Just half a degree Celsius increase was all it took for extreme weather to take place in several parts of the planet.
You may have heard news about some remarkable weather occurrences over the past few weeks. For example, Arizona has been experiencing extreme heat this summer. Since it's the summer, we can of course expect temperatures to rise. However, temperatures shouldn't rise as high as they did in Arizona.
We now have another line of evidence that half a degree of increased global warming can have dire effects. Observational records have shown that in the past, this half-degree increase brought on an increase in extreme weather events. A new study reveals that two 20-year periods, 1960-1979 and 1991-2010, showed a half a degree of increase in global temperatures. Scientists also found that during these two periods, extreme weather became longer in duration and stronger in intensity.
Changes in climate are natural. However, extreme changes are not. As the findings of the study can attest, these bouts of extreme weather changes are beyond the limits of natural climate variations. The findings are not just projections of what could happen should global temperatures increase by half a degree. There are already observational records that show what has already happened due to that temperature increase. Scientists generally agree that observational records are more reliable than projections.
The records detailed how a half-degree increase in global temperatures affected the climate in certain places at certain times. The study showed that in a quarter of all land masses, summers grew hotter by a full 1ºC. The lowest temperatures in the winter, meanwhile, rose by over 2.5ºC. Extreme precipitation also grew by 10% in a quarter of all land masses. Hot spells also grew in duration by about a week and a half in half of all land masses, which puts these places in danger of experiencing forest fires.
This study thus makes it clear that even just a half-degree increase in global temperatures does matter. Therefore, efforts to keep the increase of global temperatures well below 2ºC are very much warranted.
The Paris climate accord is one such effort to keep global temperatures from rising too high. Nations in this accord have all agreed to keep the increase of global temperatures ideally at 1.5ºC. The Intergovernmental Panel on Climate Change (IPCC) will assess how feasible the 1.5ºC target is.
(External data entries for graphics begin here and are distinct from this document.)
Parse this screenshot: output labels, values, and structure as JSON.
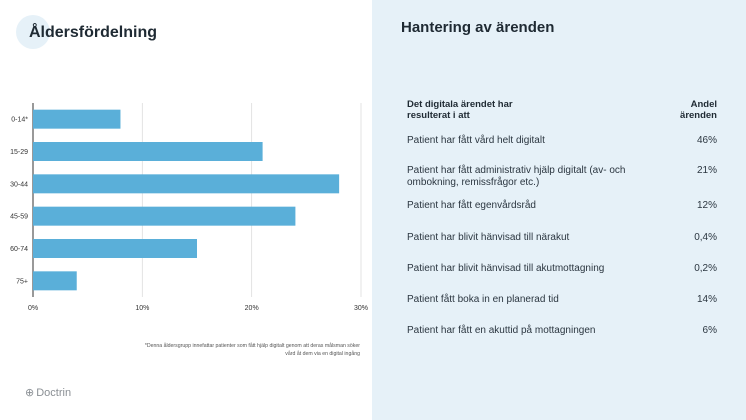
{
  "left": {
    "title": "Åldersfördelning",
    "footnote": "*Denna åldersgrupp innefattar patienter som fått hjälp digitalt genom att deras målsman söker vård åt dem via en digital ingång",
    "logo_text": "Doctrin",
    "logo_icon": "doctrin-logo-icon"
  },
  "chart_data": {
    "type": "bar",
    "orientation": "horizontal",
    "categories": [
      "0-14*",
      "15-29",
      "30-44",
      "45-59",
      "60-74",
      "75+"
    ],
    "values": [
      8,
      21,
      28,
      24,
      15,
      4
    ],
    "x_ticks": [
      "0%",
      "10%",
      "20%",
      "30%"
    ],
    "xlim": [
      0,
      30
    ],
    "bar_color": "#5aafd9",
    "grid": true
  },
  "right": {
    "title": "Hantering av ärenden",
    "col_left": "Det digitala ärendet har resulterat i att",
    "col_right_line1": "Andel",
    "col_right_line2": "ärenden",
    "rows": [
      {
        "label": "Patient har fått vård helt digitalt",
        "value": "46%"
      },
      {
        "label": "Patient har fått administrativ hjälp digitalt (av- och ombokning, remissfrågor etc.)",
        "value": "21%"
      },
      {
        "label": "Patient har fått egenvårdsråd",
        "value": "12%"
      },
      {
        "label": "Patient har blivit hänvisad till närakut",
        "value": "0,4%"
      },
      {
        "label": "Patient har blivit hänvisad till akutmottagning",
        "value": "0,2%"
      },
      {
        "label": "Patient fått boka in en planerad tid",
        "value": "14%"
      },
      {
        "label": "Patient har fått en akuttid på mottagningen",
        "value": "6%"
      }
    ],
    "background": "#e6f1f8"
  }
}
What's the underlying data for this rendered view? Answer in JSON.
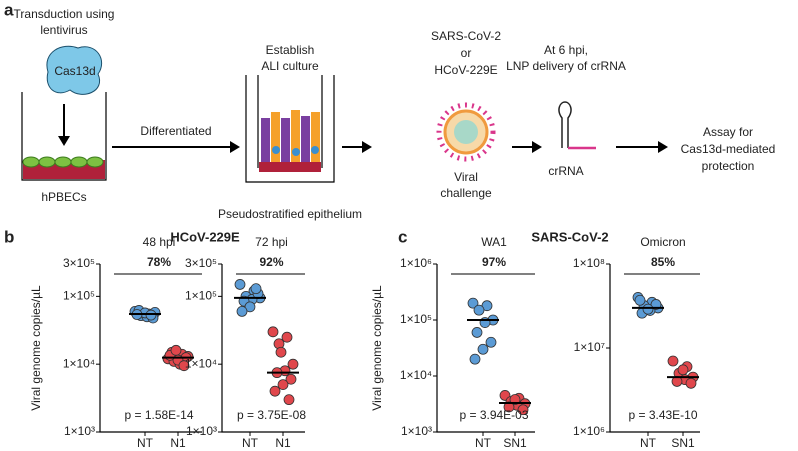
{
  "panel_labels": [
    "a",
    "b",
    "c"
  ],
  "schematic": {
    "transduction": [
      "Transduction using",
      "lentivirus"
    ],
    "cas13d": "Cas13d",
    "cells": "hPBECs",
    "differentiated": "Differentiated",
    "ali": [
      "Establish",
      "ALI culture"
    ],
    "epithelium": "Pseudostratified epithelium",
    "virus": [
      "SARS-CoV-2",
      "or",
      "HCoV-229E"
    ],
    "challenge": [
      "Viral",
      "challenge"
    ],
    "lnp": [
      "At 6 hpi,",
      "LNP delivery of crRNA"
    ],
    "crrna": "crRNA",
    "assay": [
      "Assay for",
      "Cas13d-mediated",
      "protection"
    ]
  },
  "panel_titles": [
    "HCoV-229E",
    "SARS-CoV-2"
  ],
  "chart_data": [
    {
      "type": "strip",
      "title": "48 hpi",
      "ylabel": "Viral genome copies/µL",
      "log_y": true,
      "categories": [
        "NT",
        "N1"
      ],
      "series": [
        {
          "color": "#5b9bd5",
          "values": [
            60000,
            55000,
            52000,
            58000,
            50000,
            62000,
            48000,
            57000,
            54000,
            53000
          ]
        },
        {
          "color": "#e0474c",
          "values": [
            12000,
            14000,
            11000,
            13000,
            10000,
            15000,
            12500,
            11500,
            13500,
            9500,
            16000
          ]
        }
      ],
      "means": [
        55000,
        12500
      ],
      "ylim": [
        1000,
        300000
      ],
      "yticks": [
        {
          "value": 1000,
          "label": "1×10³"
        },
        {
          "value": 10000,
          "label": "1×10⁴"
        },
        {
          "value": 100000,
          "label": "1×10⁵"
        },
        {
          "value": 300000,
          "label": "3×10⁵"
        }
      ],
      "annotation": "78%",
      "p_value": "p = 1.58E-14"
    },
    {
      "type": "strip",
      "title": "72 hpi",
      "log_y": true,
      "categories": [
        "NT",
        "N1"
      ],
      "series": [
        {
          "color": "#5b9bd5",
          "values": [
            150000,
            120000,
            100000,
            95000,
            90000,
            85000,
            110000,
            70000,
            60000,
            130000
          ]
        },
        {
          "color": "#e0474c",
          "values": [
            30000,
            25000,
            20000,
            10000,
            8000,
            7500,
            6000,
            5000,
            4000,
            3000,
            15000
          ]
        }
      ],
      "means": [
        95000,
        7500
      ],
      "ylim": [
        1000,
        300000
      ],
      "yticks": [
        {
          "value": 1000,
          "label": "1×10³"
        },
        {
          "value": 10000,
          "label": "1×10⁴"
        },
        {
          "value": 100000,
          "label": "1×10⁵"
        },
        {
          "value": 300000,
          "label": "3×10⁵"
        }
      ],
      "annotation": "92%",
      "p_value": "p = 3.75E-08"
    },
    {
      "type": "strip",
      "title": "WA1",
      "ylabel": "Viral genome copies/µL",
      "log_y": true,
      "categories": [
        "NT",
        "SN1"
      ],
      "series": [
        {
          "color": "#5b9bd5",
          "values": [
            200000,
            180000,
            150000,
            100000,
            90000,
            60000,
            40000,
            30000,
            20000
          ]
        },
        {
          "color": "#e0474c",
          "values": [
            4500,
            4000,
            3500,
            3200,
            3000,
            2800,
            2500,
            3800
          ]
        }
      ],
      "means": [
        100000,
        3300
      ],
      "ylim": [
        1000,
        1000000
      ],
      "yticks": [
        {
          "value": 1000,
          "label": "1×10³"
        },
        {
          "value": 10000,
          "label": "1×10⁴"
        },
        {
          "value": 100000,
          "label": "1×10⁵"
        },
        {
          "value": 1000000,
          "label": "1×10⁶"
        }
      ],
      "annotation": "97%",
      "p_value": "p = 3.94E-03"
    },
    {
      "type": "strip",
      "title": "Omicron",
      "log_y": true,
      "categories": [
        "NT",
        "SN1"
      ],
      "series": [
        {
          "color": "#5b9bd5",
          "values": [
            40000000,
            35000000,
            32000000,
            30000000,
            28000000,
            26000000,
            33000000,
            29000000,
            37000000
          ]
        },
        {
          "color": "#e0474c",
          "values": [
            7000000,
            6000000,
            5000000,
            4500000,
            4200000,
            4000000,
            3800000,
            5500000
          ]
        }
      ],
      "means": [
        30000000,
        4500000
      ],
      "ylim": [
        1000000,
        100000000
      ],
      "yticks": [
        {
          "value": 1000000,
          "label": "1×10⁶"
        },
        {
          "value": 10000000,
          "label": "1×10⁷"
        },
        {
          "value": 100000000,
          "label": "1×10⁸"
        }
      ],
      "annotation": "85%",
      "p_value": "p = 3.43E-10"
    }
  ]
}
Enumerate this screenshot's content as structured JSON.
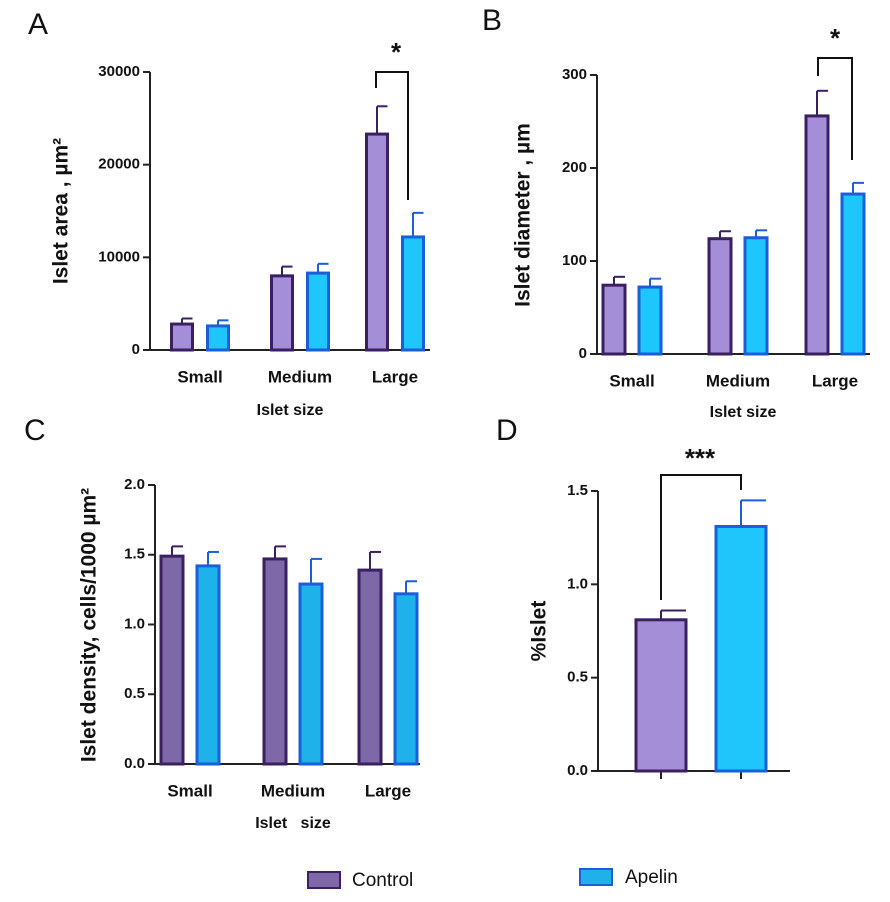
{
  "chart_data": [
    {
      "type": "bar",
      "panel": "A",
      "ylabel": "Islet area , µm²",
      "xlabel": "Islet size",
      "annotation": "*",
      "categories": [
        "Small",
        "Medium",
        "Large"
      ],
      "series": [
        {
          "name": "Control",
          "color": "#a48ed8",
          "values": [
            2800,
            8000,
            23300
          ],
          "errors": [
            600,
            1000,
            3000
          ]
        },
        {
          "name": "Apelin",
          "color": "#1fc6fb",
          "values": [
            2600,
            8300,
            12200
          ],
          "errors": [
            600,
            1000,
            2600
          ]
        }
      ],
      "ylim": [
        0,
        30000
      ],
      "yticks": [
        0,
        10000,
        20000,
        30000
      ]
    },
    {
      "type": "bar",
      "panel": "B",
      "ylabel": "Islet diameter , µm",
      "xlabel": "Islet size",
      "annotation": "*",
      "categories": [
        "Small",
        "Medium",
        "Large"
      ],
      "series": [
        {
          "name": "Control",
          "color": "#a48ed8",
          "values": [
            74,
            124,
            256
          ],
          "errors": [
            9,
            8,
            27
          ]
        },
        {
          "name": "Apelin",
          "color": "#1fc6fb",
          "values": [
            72,
            125,
            172
          ],
          "errors": [
            9,
            8,
            12
          ]
        }
      ],
      "ylim": [
        0,
        300
      ],
      "yticks": [
        0,
        100,
        200,
        300
      ]
    },
    {
      "type": "bar",
      "panel": "C",
      "ylabel": "Islet density, cells/1000 µm²",
      "xlabel": "Islet   size",
      "categories": [
        "Small",
        "Medium",
        "Large"
      ],
      "series": [
        {
          "name": "Control",
          "color": "#7e68a8",
          "values": [
            1.49,
            1.47,
            1.39
          ],
          "errors": [
            0.07,
            0.09,
            0.13
          ]
        },
        {
          "name": "Apelin",
          "color": "#1fb2ea",
          "values": [
            1.42,
            1.29,
            1.22
          ],
          "errors": [
            0.1,
            0.18,
            0.09
          ]
        }
      ],
      "ylim": [
        0,
        2
      ],
      "yticks": [
        {
          "value": 0,
          "label": "0.0"
        },
        0.5,
        {
          "value": 1,
          "label": "1.0"
        },
        1.5,
        {
          "value": 2,
          "label": "2.0"
        }
      ]
    },
    {
      "type": "bar",
      "panel": "D",
      "ylabel": "%Islet",
      "annotation": "***",
      "categories": [
        null,
        null
      ],
      "series": [
        {
          "name": "Control",
          "color": "#a48ed8",
          "values": [
            0.81,
            null
          ],
          "errors": [
            0.05,
            null
          ]
        },
        {
          "name": "Apelin",
          "color": "#1fc6fb",
          "values": [
            null,
            1.31
          ],
          "errors": [
            null,
            0.14
          ]
        }
      ],
      "ylim": [
        0,
        1.5
      ],
      "yticks": [
        {
          "value": 0,
          "label": "0.0"
        },
        0.5,
        {
          "value": 1,
          "label": "1.0"
        },
        1.5
      ]
    }
  ]
}
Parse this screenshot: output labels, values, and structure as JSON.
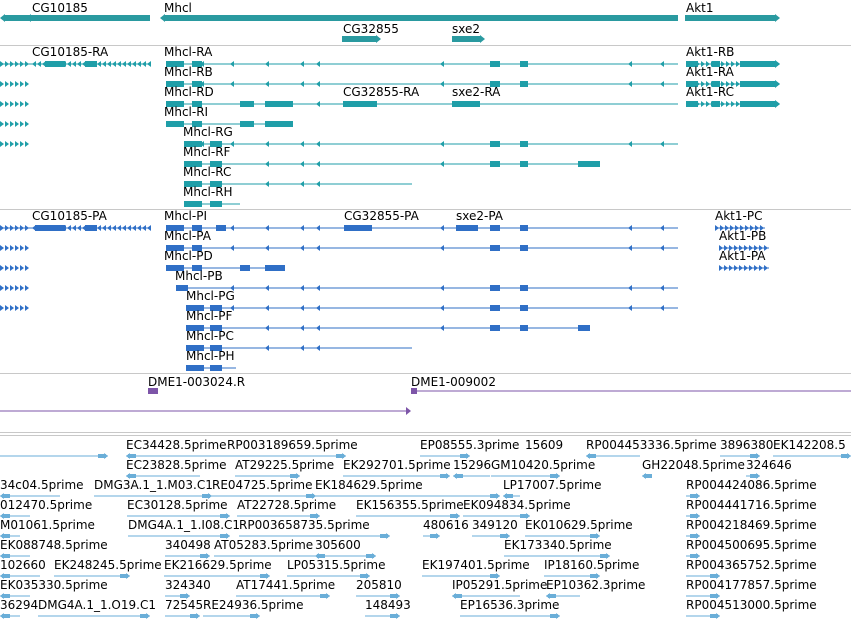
{
  "colors": {
    "gene": "#2a9aa0",
    "transcript_top": "#1f9ea8",
    "transcript_bottom": "#2f6fc6",
    "repeat": "#7d55a8",
    "est": "#6aaed8",
    "separator": "#c8c8c8"
  },
  "genes": [
    "CG10185",
    "Mhcl",
    "Akt1",
    "CG32855",
    "sxe2"
  ],
  "transcripts_top": [
    "CG10185-RA",
    "Mhcl-RA",
    "Akt1-RB",
    "Mhcl-RB",
    "Akt1-RA",
    "Mhcl-RD",
    "CG32855-RA",
    "sxe2-RA",
    "Akt1-RC",
    "Mhcl-RI",
    "Mhcl-RG",
    "Mhcl-RF",
    "Mhcl-RC",
    "Mhcl-RH"
  ],
  "transcripts_bottom": [
    "CG10185-PA",
    "Mhcl-PI",
    "CG32855-PA",
    "sxe2-PA",
    "Akt1-PC",
    "Mhcl-PA",
    "Akt1-PB",
    "Mhcl-PD",
    "Akt1-PA",
    "Mhcl-PB",
    "Mhcl-PG",
    "Mhcl-PF",
    "Mhcl-PC",
    "Mhcl-PH"
  ],
  "repeats": [
    "DME1-003024.R",
    "DME1-009002"
  ],
  "est": {
    "row1": [
      "EC34428.5prime",
      "RP003189659.5prime",
      "EP08555.3prime",
      "15609",
      "RP004453336.5prime",
      "3896380",
      "EK142208.5"
    ],
    "row2": [
      "EC23828.5prime",
      "AT29225.5prime",
      "EK292701.5prime",
      "15296",
      "GM10420.5prime",
      "GH22048.5prime",
      "324646"
    ],
    "row3": [
      "34c04.5prime",
      "DMG3A.1_1.M03.C1",
      "RE04725.5prime",
      "EK184629.5prime",
      "LP17007.5prime",
      "RP004424086.5prime"
    ],
    "row4": [
      "012470.5prime",
      "EC30128.5prime",
      "AT22728.5prime",
      "EK156355.5prime",
      "EK094834.5prime",
      "RP004441716.5prime"
    ],
    "row5": [
      "M01061.5prime",
      "DMG4A.1_1.I08.C1",
      "RP003658735.5prime",
      "480616",
      "349120",
      "EK010629.5prime",
      "RP004218469.5prime"
    ],
    "row6": [
      "EK088748.5prime",
      "340498",
      "AT05283.5prime",
      "305600",
      "EK173340.5prime",
      "RP004500695.5prime"
    ],
    "row7": [
      "102660",
      "EK248245.5prime",
      "EK216629.5prime",
      "LP05315.5prime",
      "EK197401.5prime",
      "IP18160.5prime",
      "RP004365752.5prime"
    ],
    "row8": [
      "EK035330.5prime",
      "324340",
      "AT17441.5prime",
      "205810",
      "IP05291.5prime",
      "EP10362.3prime",
      "RP004177857.5prime"
    ],
    "row9": [
      "36294",
      "DMG4A.1_1.O19.C1",
      "72545",
      "RE24936.5prime",
      "148493",
      "EP16536.3prime",
      "RP004513000.5prime"
    ]
  }
}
Their report will also inform governments on what consequences we can avoid if we meet the target.
The IPCC will review this study, as well as many others, to analyze the significance of a half-degree increase in global temperatures. As the study showed, the implications of this seemingly small increase are quite significant. If we don't meet the 1.5ºC or even the 2ºC targets, we won't just experience extreme weather. The planet will also undergo several changes that will most likely affect many populations negatively. Keeping global temperatures at safe levels is definitely a very important challenge that humanity will have to take on in unity.